# Entertainment Forum > Classic Television >  Bruno - A Bigamist

## Rach33

According to Soaplife Bruno ends up being blackmailed by Joly over the fact they are still legally married whoops a daissee he he wonder what Lucy will have to say about that

----------


## emma_strange

who is joly?

----------


## Rach33

I think it's the twins mother

----------


## .:Kitz:.

> I think it's the twins mother


He's in the a bit of trouble there then..........  :Nono:  naughty naughty

----------


## squarelady

> He's in the a bit of trouble there then..........  naughty naughty


He's gorgeous though!  :Wub:

----------


## Angeldelight

uh-oh... i definatley think he'll be in trouble... hehe... hehe

----------


## Rach33

> He's gorgeous though!


AGREE

----------


## Bryan

i dent think that he married her... cus hes surprised that he ahd kids and also couldnt really remeber who the woman was

i doubt this is true

bondboffin

----------


## Rach33

It was in Soaplife

Footballer's Wives Extra Time

23rd June 

Joly turns blackmailer when she reminds Bruno that they're still married - which makes him a bigamist

Also he must have known about the twins to be on thier birth certificate and if he didn't know he'd have to married to the mother to be on the birth certificate

----------


## squarelady

> AGREE


Joel Beckett Lover and now Bruno too! Say it all! You have great taste in men!  :Wub:

----------


## Rach33

Thanks so do you I quite like a bit of the Harmaniseter as well

----------


## squarelady

> Thanks so do you I quite like a bit of the Harmaniseter as well


Cool!

----------


## Treacle

I seriously doubt this is true but it could well be. There's been nothing to indicate that he's married to the twins mother before.

----------


## squarelady

Just seen the advert for tonights Footballer's Wives extra! Looks really good!

----------


## Treacle

Have there only been 3 episodes so far? I need to make sure I'm up to date.

----------


## squarelady

> Have there only been 3 episodes so far? I need to make sure I'm up to date.

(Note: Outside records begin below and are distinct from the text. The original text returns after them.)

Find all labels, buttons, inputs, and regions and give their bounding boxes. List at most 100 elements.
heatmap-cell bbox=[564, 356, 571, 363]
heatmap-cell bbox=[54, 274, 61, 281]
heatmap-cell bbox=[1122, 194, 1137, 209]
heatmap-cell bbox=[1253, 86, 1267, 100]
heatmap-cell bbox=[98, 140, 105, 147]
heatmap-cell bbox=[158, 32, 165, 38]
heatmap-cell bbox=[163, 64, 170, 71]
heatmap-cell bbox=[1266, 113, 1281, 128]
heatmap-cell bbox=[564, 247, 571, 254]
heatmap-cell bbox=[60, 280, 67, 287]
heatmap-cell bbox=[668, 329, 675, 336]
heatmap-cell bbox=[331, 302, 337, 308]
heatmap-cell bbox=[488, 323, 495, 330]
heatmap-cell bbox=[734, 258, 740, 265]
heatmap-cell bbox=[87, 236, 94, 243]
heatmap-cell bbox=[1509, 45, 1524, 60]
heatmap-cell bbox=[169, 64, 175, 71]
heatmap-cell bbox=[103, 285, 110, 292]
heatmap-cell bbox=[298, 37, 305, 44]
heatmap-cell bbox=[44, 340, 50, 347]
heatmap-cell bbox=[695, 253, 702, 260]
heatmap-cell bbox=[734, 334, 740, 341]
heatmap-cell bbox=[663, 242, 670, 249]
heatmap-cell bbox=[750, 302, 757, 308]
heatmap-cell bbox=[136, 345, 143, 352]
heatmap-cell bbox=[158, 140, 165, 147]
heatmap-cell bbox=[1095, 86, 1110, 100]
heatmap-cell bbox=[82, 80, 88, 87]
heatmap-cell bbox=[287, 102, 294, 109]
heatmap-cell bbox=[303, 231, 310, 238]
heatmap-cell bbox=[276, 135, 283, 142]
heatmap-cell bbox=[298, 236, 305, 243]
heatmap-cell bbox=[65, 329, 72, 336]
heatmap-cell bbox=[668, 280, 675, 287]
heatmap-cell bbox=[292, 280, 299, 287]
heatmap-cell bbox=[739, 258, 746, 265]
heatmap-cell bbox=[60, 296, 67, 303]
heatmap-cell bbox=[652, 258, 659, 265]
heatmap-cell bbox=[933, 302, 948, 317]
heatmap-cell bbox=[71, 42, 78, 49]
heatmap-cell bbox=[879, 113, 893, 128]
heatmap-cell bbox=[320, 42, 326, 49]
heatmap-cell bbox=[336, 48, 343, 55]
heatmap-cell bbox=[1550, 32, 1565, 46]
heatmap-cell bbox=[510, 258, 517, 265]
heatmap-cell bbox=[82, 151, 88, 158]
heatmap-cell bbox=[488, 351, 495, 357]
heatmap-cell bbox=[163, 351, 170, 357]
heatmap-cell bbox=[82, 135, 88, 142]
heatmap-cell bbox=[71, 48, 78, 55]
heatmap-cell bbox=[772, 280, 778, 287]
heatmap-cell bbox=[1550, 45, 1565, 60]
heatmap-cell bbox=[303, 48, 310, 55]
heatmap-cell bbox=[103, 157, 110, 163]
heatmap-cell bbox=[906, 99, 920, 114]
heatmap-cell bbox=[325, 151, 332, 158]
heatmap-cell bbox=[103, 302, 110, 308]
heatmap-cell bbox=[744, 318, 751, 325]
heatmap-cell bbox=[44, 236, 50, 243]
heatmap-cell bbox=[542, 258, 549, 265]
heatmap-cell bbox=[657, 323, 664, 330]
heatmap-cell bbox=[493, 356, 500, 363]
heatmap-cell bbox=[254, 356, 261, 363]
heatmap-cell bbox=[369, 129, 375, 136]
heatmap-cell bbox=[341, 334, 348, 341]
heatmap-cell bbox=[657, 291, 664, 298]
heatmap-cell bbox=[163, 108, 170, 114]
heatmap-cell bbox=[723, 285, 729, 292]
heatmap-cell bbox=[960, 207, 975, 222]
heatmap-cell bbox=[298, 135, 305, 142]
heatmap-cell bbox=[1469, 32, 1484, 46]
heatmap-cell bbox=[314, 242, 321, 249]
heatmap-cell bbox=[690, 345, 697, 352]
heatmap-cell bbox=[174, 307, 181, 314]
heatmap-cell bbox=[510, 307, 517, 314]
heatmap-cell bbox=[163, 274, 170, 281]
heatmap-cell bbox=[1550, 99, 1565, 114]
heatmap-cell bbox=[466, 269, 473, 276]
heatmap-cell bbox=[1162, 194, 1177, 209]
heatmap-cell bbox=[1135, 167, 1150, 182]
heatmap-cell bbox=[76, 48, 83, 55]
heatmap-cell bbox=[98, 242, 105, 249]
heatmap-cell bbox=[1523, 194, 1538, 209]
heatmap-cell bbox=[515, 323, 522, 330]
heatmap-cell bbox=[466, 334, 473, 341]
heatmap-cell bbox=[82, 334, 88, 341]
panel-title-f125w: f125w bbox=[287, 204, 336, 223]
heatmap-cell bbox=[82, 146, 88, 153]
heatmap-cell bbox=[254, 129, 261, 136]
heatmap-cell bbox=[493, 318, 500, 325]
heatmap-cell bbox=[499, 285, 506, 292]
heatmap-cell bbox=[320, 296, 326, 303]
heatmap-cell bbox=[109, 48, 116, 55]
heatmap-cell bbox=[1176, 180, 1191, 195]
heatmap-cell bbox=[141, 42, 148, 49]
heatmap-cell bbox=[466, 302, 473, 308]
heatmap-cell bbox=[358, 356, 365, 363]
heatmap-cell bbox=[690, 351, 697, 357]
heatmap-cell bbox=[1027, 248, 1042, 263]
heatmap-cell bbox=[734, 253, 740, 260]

I watched the first one and then lost track but you can read all the summaries on the ITV website I think!

----------


## Treacle

> I watched the first one and then lost track but you can read all the summaries on the ITV website I think!


I hope I haven't missed any.

----------


## squarelady

It's on every thursday at about half tenish on ITV2.

----------


## emma_strange

omg he is married to her!

----------


## eastenders mad

> It's on every thursday at about half tenish on ITV2.


It was not on this week i wonder why does anyone know why?

----------


## Rach33

It was cos I watched it at half ten

----------


## pinkles14

I watched it too

----------


## kirsty_g

is this true

----------


## shannisrules

is what true?

----------